Jun-Su "Kris" Choi is well-acquainted with the importance of patience. A cursory glance at his Overwatch career doesn't reveal anything particularly impressive—he's never been part of a squad that placed higher than fourth place in any major tournament, after all, and he currently plays for an underwhelming Florida Mayhem squad.

What raw results can't show, however, is that in 2017, Kris was touted as one of the best main support players in the world. It was the year that his first professional team, Meta Athena, was at its peak. Fielding some current Overwatch League mainstays like Kris, New York's Hae-Seong "Libero" Kim and London's Jong-Seok "Nus" Kim, Meta Athena tore through OGN APEX Season 2 qualifiers and the APEX tournament itself on the back of their unorthodox playstyle, making it all the way to semifinals before being felled by eventual champions Lunatic-Hai.

"Honestly, playing in APEX didn't feel real to me," Kris recalled. "I just wanted to play and compete at the highest level so much that I couldn't even think about it that much."

Following that dominant regular season and fourth-place finish, Meta Athena never again reached those same heights and quickly stagnated. Libero and Nus departed for roster spots on Overwatch League teams just before the inaugural season began, while star hitscan DPS Jeong-Woo "Sayaplayer" Ha joined the Florida Mayhem as a midseason pickup.

Kris, on the other hand, remained with Meta Athena all through 2018, competing in Overwatch Contenders with little success. He's seen his fair share of teammates come and go—there are currently more than 15 players in the Overwatch League who have been through the Meta organization at some point, and Kris was there through all of it.

"There were two times that people left Meta [for the Overwatch League], once before season one, and once during the season," he explained. "The first time, I was genuinely happy for my teammates because being a pro in Korea at that time didn't pay very much, so I was glad that their financial situation would be better and more secure. The second time, though, I thought... when will it be my turn?"

Kris stayed with Meta for almost two years. During this time, the team went through highs and lows, but he continued on with the organization as one of its oldest and most reliable players. Just prior to the 2019 Overwatch League season, however, he finally received the offer he'd been waiting for all this time: an invitation from the Mayhem to be part of their 2019 squad. He accepted, joining many of his former teammates in the Overwatch League.

Having lived in close proximity for so long, the bonds between Meta alumni run deep, and Kris enjoys being able to see his old friends so frequently and easily.

"I do keep in touch with other Meta players," he said. "Often we'll go have meals together on off-days. We really just run into each other all the time, so it's not that hard to keep up with each other."

There are few groups of former teammates who have gone on to other teams and still remain so tight-knit. Much of it can be attributed to Kris himself, who is sociable by nature and has always done his best to be a figure that others can feel comfortable around.

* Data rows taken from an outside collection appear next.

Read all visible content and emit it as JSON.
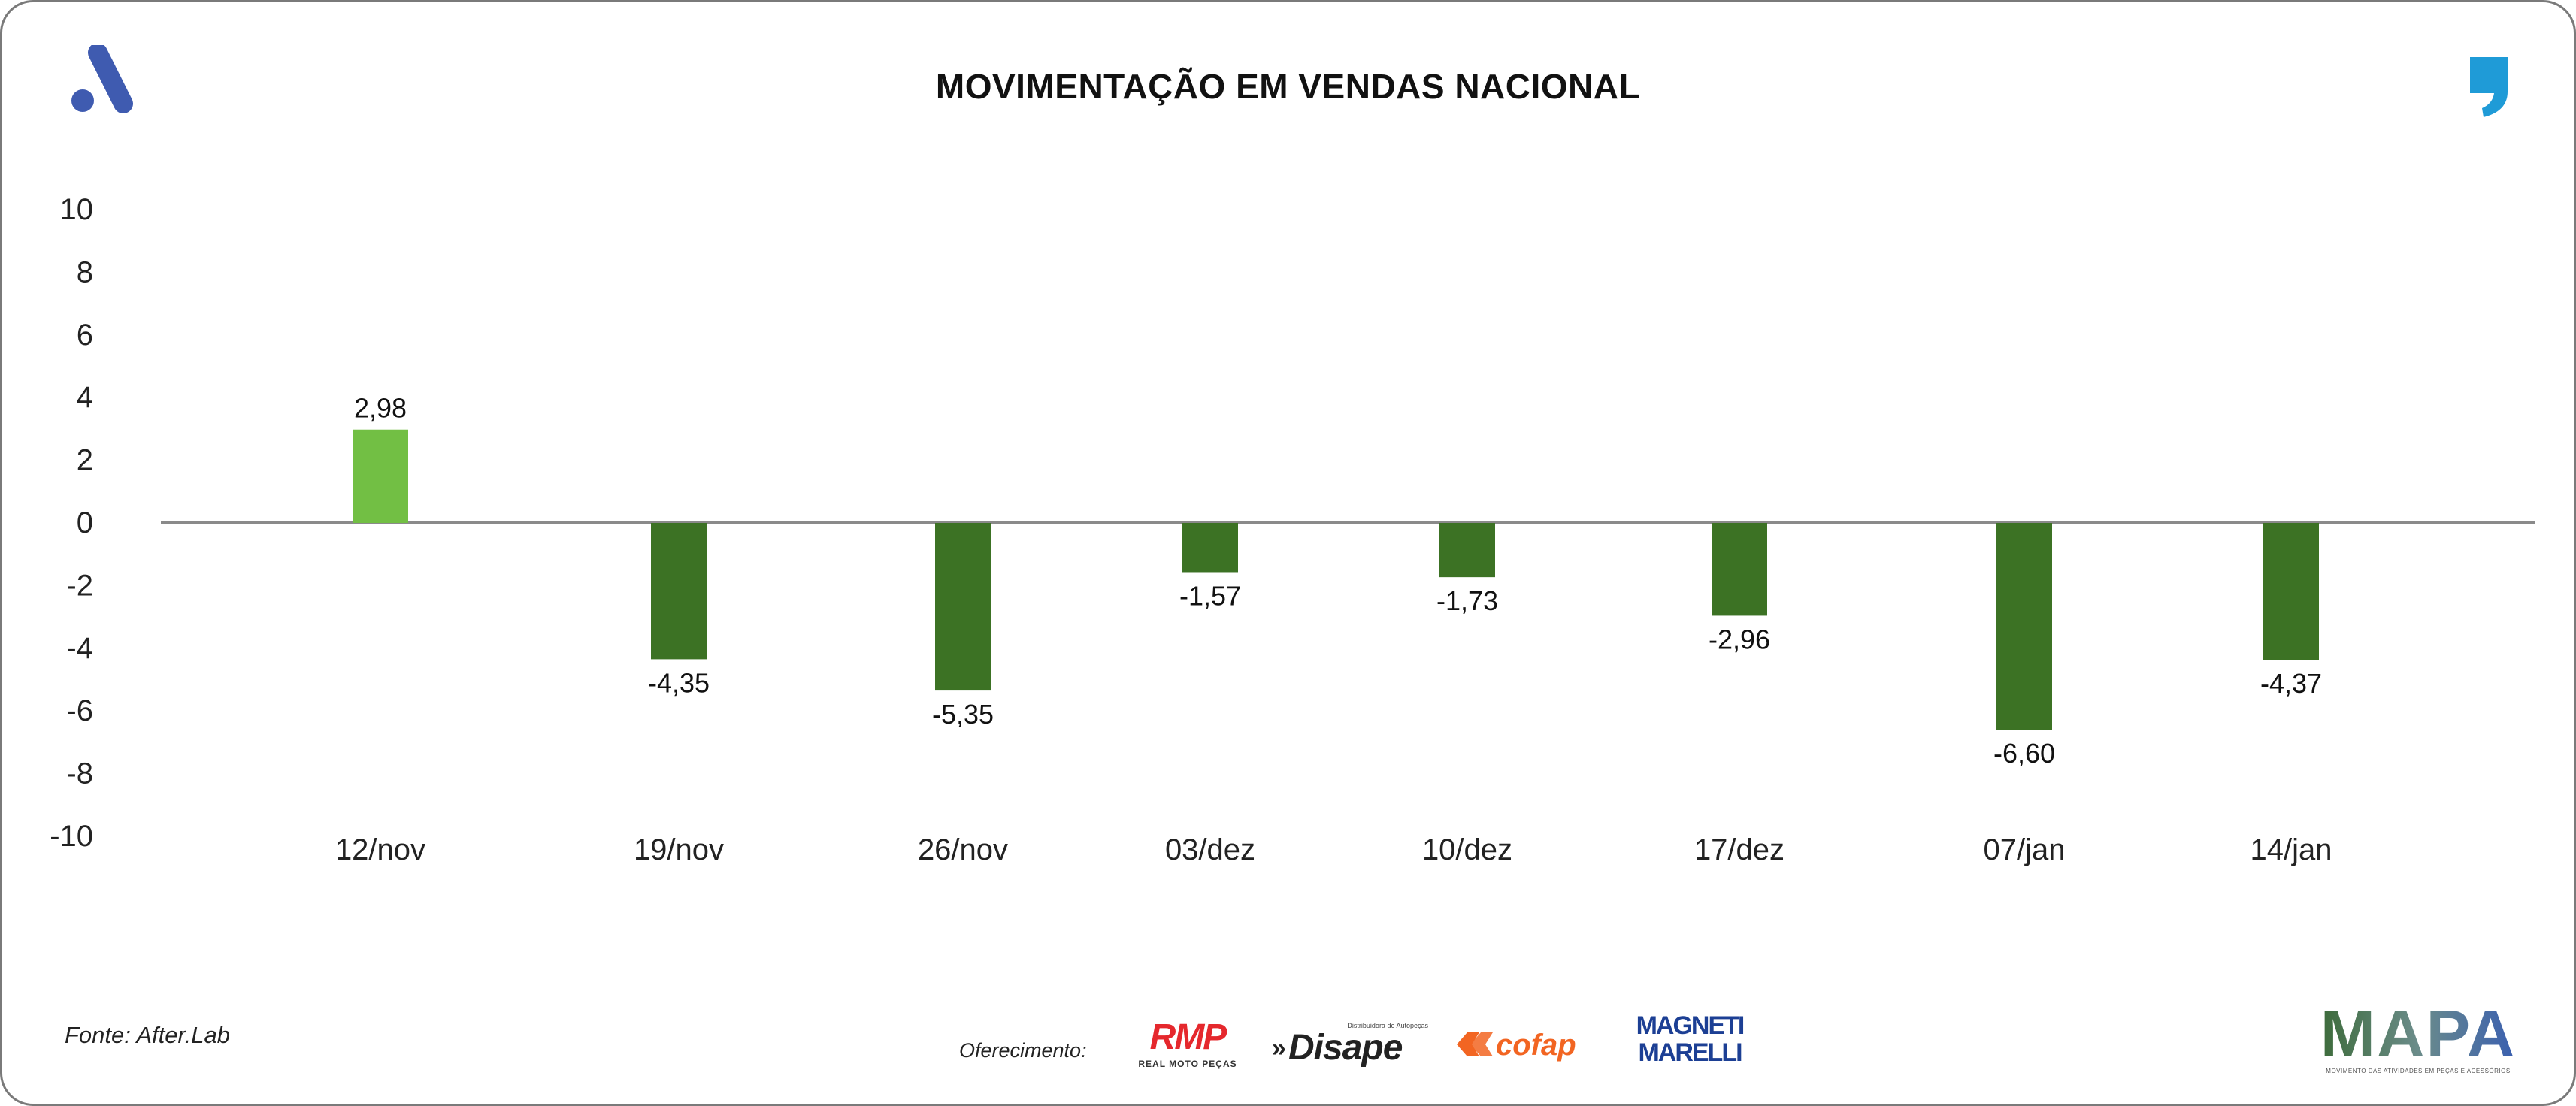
{
  "title": "MOVIMENTAÇÃO EM VENDAS NACIONAL",
  "source": "Fonte: After.Lab",
  "sponsors": {
    "label": "Oferecimento:",
    "rmp_text": "RMP",
    "rmp_sub": "REAL MOTO PEÇAS",
    "disape_text": "Disape",
    "disape_sub": "Distribuidora de Autopeças",
    "cofap_text": "cofap",
    "magneti_line1": "MAGNETI",
    "magneti_line2": "MARELLI"
  },
  "mapa": {
    "text": "MAPA",
    "sub": "MOVIMENTO DAS ATIVIDADES EM PEÇAS E ACESSÓRIOS"
  },
  "icons": {
    "brand": "brand-a-logo",
    "quote": "quote-mark-icon"
  },
  "colors": {
    "positive": "#72bf44",
    "negative": "#3c7224",
    "zero_line": "#8a8a8a",
    "brand_blue": "#3f5bb0",
    "quote_blue": "#1f9bd7",
    "rmp_red": "#e5282d",
    "cofap_orange": "#f26522",
    "magneti_blue": "#1c3f94"
  },
  "chart_data": {
    "type": "bar",
    "title": "MOVIMENTAÇÃO EM VENDAS NACIONAL",
    "categories": [
      "12/nov",
      "19/nov",
      "26/nov",
      "03/dez",
      "10/dez",
      "17/dez",
      "07/jan",
      "14/jan"
    ],
    "values": [
      2.98,
      -4.35,
      -5.35,
      -1.57,
      -1.73,
      -2.96,
      -6.6,
      -4.37
    ],
    "value_labels": [
      "2,98",
      "-4,35",
      "-5,35",
      "-1,57",
      "-1,73",
      "-2,96",
      "-6,60",
      "-4,37"
    ],
    "ylim": [
      -10,
      10
    ],
    "yticks": [
      10,
      8,
      6,
      4,
      2,
      0,
      -2,
      -4,
      -6,
      -8,
      -10
    ],
    "ytick_labels": [
      "10",
      "8",
      "6",
      "4",
      "2",
      "0",
      "-2",
      "-4",
      "-6",
      "-8",
      "-10"
    ],
    "xlabel": "",
    "ylabel": "",
    "grid": false,
    "legend": "none"
  }
}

"Most of the players on the [Mayhem] approach me as a nice older brother figure, and I like to keep that relationship with the team, especially with so many new players coming in," he explained. "That's my goal: to keep being that approachable older brother figure. I don't ever want to get upset—I just want to keep being friendly and work well with the team."

Strong leaders can help the team maintain their morale as well as their composure, even in seemingly hopeless situations. It’s not a role that Kris would say he's been thrust into, but rather one that he's chosen for himself.

"Since I was part of Meta Athena for so long, I was the oldest for a long time, so I initially felt like there was a responsibility on me to be like an older brother," he explained. "But then I realized I just don't want to give anyone the impression that I don't work well with my teammates. The older brother figure feels kind of like the persona that I always want to adopt, no matter which team I'm in."

With the Mayhem going through major roster and staff changes during the 2019 season, Kris' steady guidance and leadership skills are invaluable in helping the team finally find its footing after struggling with it for so long—even if it means his place on the starting lineup is under threat.

"The number one thing that comes with having new players on the team is the reality that you have to compete for a spot," he mused. "I think I know what to do, I know what my strengths and weaknesses are, so when it comes to competing for that spot, I feel confident that I can make the decision difficult, at the very least."

Kris may strive to be the ultimate support in and out of game, and he in turn is supported by his family when it comes to his career.

"Initially, my parents were very against the idea of me being a pro gamer, because I was at the age that most people go to military service," he explained. "They thought gaming was a risk. After a while they agreed to let me try pro gaming because it was something that I really wanted to pursue, but they gave me a time limit. They said they would support me in this, but if I didn't make it to where I wanted to be by a certain time, I would quit and take a safer, more traditional route. Now that I made it to the Overwatch League, my parents are much less concerned and have put their full support behind me."

He paused, a bashful look of realization coming over his face.

"Actually, I haven't contacted my parents recently," he said, smiling sheepishly. "After this, I think I'm going to call them and see how they're doing."